April 2008, European Historical Romance (1850s and 1860s [Victorian] India and England)
Pocket, $6.99, 381 pages, Amazon ASIN 1416567038
As those who love historical romance know all too well, the landscape these days is littered with wallpaper. The Duke of Shadows, written by the winner of the Gather.com romance first chapter contest, aspires to be – is being promoted to be – something better than the usual fare. It’s on that scale that I think it’s fair to judge it.

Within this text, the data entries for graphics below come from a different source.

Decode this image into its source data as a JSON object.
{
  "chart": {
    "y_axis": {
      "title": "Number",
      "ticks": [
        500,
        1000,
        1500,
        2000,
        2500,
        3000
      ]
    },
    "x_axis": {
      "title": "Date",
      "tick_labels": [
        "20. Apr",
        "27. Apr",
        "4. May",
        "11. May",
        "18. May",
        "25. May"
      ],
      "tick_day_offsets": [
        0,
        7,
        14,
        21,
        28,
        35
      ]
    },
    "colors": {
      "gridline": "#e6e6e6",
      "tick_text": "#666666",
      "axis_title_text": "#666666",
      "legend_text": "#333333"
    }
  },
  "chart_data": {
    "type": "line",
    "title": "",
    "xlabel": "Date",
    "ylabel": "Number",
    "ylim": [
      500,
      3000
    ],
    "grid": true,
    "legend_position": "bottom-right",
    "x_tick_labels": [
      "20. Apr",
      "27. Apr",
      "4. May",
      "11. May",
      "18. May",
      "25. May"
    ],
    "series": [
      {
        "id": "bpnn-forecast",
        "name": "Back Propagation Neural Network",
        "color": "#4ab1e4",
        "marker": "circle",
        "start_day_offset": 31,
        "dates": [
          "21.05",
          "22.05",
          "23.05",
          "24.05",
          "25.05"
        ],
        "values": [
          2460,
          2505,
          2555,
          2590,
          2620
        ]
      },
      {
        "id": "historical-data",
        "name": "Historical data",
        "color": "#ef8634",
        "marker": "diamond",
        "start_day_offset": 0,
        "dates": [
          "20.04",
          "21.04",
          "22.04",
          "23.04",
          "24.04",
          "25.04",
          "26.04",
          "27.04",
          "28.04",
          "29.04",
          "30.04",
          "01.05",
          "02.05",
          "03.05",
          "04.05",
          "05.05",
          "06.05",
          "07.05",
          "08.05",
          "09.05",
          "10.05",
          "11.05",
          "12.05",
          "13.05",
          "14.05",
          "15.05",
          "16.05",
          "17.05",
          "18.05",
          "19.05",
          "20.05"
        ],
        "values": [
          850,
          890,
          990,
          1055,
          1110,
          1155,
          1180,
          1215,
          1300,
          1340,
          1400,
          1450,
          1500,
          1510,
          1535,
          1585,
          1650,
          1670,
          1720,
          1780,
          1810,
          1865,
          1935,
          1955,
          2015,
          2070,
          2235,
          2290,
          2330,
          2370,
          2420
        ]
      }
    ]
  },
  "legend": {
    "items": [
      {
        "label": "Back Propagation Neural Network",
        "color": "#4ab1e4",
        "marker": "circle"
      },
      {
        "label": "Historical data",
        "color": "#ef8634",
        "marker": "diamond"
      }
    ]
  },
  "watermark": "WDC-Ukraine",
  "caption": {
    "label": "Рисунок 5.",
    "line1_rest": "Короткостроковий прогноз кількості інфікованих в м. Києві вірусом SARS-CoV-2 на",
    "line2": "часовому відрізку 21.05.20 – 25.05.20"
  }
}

The good news is that the setting for the first half of the book is fresh: India during the Great Uprising of 1857. Heroine Emma is introduced to the reader as a victim of a tragic shipwreck of which she is the lone survivor. Her rescue on the way to India to meet the man to whom she has long been betrothed by family arrangement is viewed as tainted by the English residents since she was taken aboard a ship manned only by rough sailors.
Soon enough Emma realizes that her fiancé is not the man she believed him to be and, just as distressing, she finds the strict constraints within which the English in India live to be stultifying. Enter Julian, the Marquess of Holdensmoor and the heir to a dukedom despite his ancestry: He is one-quarter Indian, something that causes other Englishmen to view him with contempt.

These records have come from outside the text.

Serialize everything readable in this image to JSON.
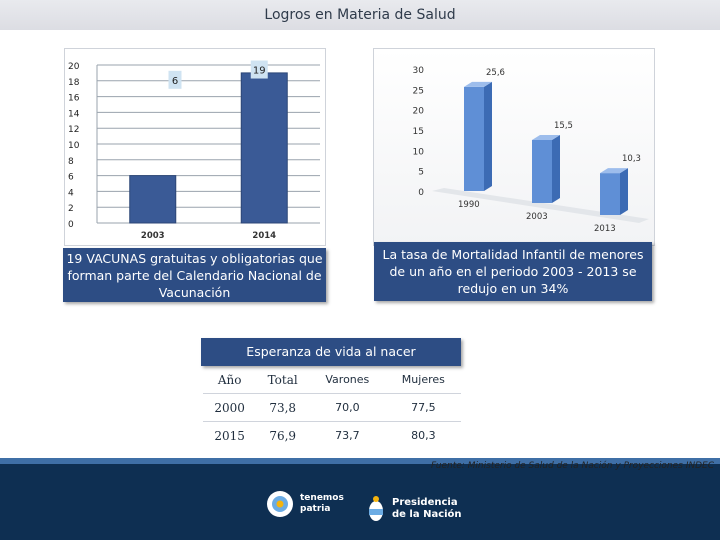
{
  "title": "Logros en Materia de Salud",
  "chart_data": [
    {
      "type": "bar",
      "categories": [
        "2003",
        "2014"
      ],
      "values": [
        6,
        19
      ],
      "data_labels": [
        "6",
        "19"
      ],
      "ylim": [
        0,
        20
      ],
      "yticks": [
        "0",
        "2",
        "4",
        "6",
        "8",
        "10",
        "12",
        "14",
        "16",
        "18",
        "20"
      ],
      "grid": true,
      "color": "#3a5a96"
    },
    {
      "type": "bar",
      "categories": [
        "1990",
        "2003",
        "2013"
      ],
      "values": [
        25.6,
        15.5,
        10.3
      ],
      "data_labels": [
        "25,6",
        "15,5",
        "10,3"
      ],
      "ylim": [
        0,
        30
      ],
      "yticks": [
        "0",
        "5",
        "10",
        "15",
        "20",
        "25",
        "30"
      ],
      "grid": false,
      "color": "#5f8fd6"
    }
  ],
  "caption_vacunas": "19 VACUNAS gratuitas y obligatorias que forman parte del Calendario Nacional de Vacunación",
  "caption_mortalidad": "La tasa de Mortalidad Infantil de menores de un año en el periodo 2003 - 2013 se redujo en un 34%",
  "life_expectancy": {
    "title": "Esperanza de vida al nacer",
    "headers": [
      "Año",
      "Total",
      "Varones",
      "Mujeres"
    ],
    "rows": [
      [
        "2000",
        "73,8",
        "70,0",
        "77,5"
      ],
      [
        "2015",
        "76,9",
        "73,7",
        "80,3"
      ]
    ]
  },
  "source": "Fuente: Ministerio de Salud de la Nación y Proyecciones INDEC",
  "footer": {
    "logo1_line1": "tenemos",
    "logo1_line2": "patria",
    "logo2_line1": "Presidencia",
    "logo2_line2": "de la Nación"
  }
}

To start with the positive, the characters of Emma and Julian are richly drawn. When we first meet Emma she is struggling with survivor’s guilt, the burden of society’s disapproval for nothing more than having the temerity not to die, and, at the same time, the realization that the life her parents had planned for her fills her with horror. Julian is a man believably caught between two cultures and fiercely dedicated to a cause in which he passionately believes. When the two came together, I felt it.
But, to be totally frank, no book aspiring to be something better can include a major character as one-dimensional as Emma’s fiancé. From the moment the reader first meets him, he behaves in true cartoon villain fashion and he never, ever evolves beyond that (very!) low level for a single moment. So, Emma doesn’t like him? Well, duh.

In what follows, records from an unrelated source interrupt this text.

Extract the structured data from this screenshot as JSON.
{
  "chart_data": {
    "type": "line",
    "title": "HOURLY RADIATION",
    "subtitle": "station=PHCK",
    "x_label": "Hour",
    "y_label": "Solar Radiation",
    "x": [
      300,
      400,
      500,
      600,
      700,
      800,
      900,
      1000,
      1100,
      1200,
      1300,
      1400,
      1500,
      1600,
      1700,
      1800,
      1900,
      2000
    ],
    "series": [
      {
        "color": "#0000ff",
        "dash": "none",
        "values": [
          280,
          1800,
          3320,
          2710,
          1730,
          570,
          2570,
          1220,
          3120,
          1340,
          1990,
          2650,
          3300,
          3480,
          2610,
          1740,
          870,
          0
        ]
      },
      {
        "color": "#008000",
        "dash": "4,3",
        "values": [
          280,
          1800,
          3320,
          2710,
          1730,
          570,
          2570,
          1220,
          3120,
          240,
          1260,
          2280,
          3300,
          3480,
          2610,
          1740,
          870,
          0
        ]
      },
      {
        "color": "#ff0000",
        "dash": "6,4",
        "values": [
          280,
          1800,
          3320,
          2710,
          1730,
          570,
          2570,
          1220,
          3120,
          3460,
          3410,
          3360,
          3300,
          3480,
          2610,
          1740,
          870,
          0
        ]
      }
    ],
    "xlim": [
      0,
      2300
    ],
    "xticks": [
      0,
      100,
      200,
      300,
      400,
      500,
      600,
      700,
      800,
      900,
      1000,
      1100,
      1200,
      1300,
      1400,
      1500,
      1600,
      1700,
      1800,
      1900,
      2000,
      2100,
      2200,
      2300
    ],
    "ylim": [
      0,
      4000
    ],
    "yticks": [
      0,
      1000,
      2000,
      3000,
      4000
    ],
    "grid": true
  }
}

On an equally one-note level, while I agree that it's more than time that Imperialist Britain be portrayed as something other than the world-conquering heroes we're accustomed to seeing in historical romance, surely not all the English in India (except Emma and Julian, of course) were vain, shallow, ignorant, bigoted, and frequently sadistic. You'd never know otherwise here.
The prose is largely satisfying, if on occasion a bit uneven. It should also be noted that the book includes a few jarring anachronisms; for example, the heroine's paintings are described as "very powerful stuff". Adding to my quibbles is the fact that the breach between Julian and Emma in the book’s second half extends beyond what seemed believable to me and appeared to be more about padding the page count than anything else.
But, with that said, considering the freshness of the first half setting – the author does a wonderful job of evoking the sights and sounds of India – and the characters of Emma and Julian, The Duke of Shadows represents an auspicious debut for author Merdith Duran. Still, while it’s fair to say that I enjoyed the book and would certainly rate it higher than the average wallpaper historical as reflected in my B- grade, from the buzz out there I expected something more. I didn’t get it.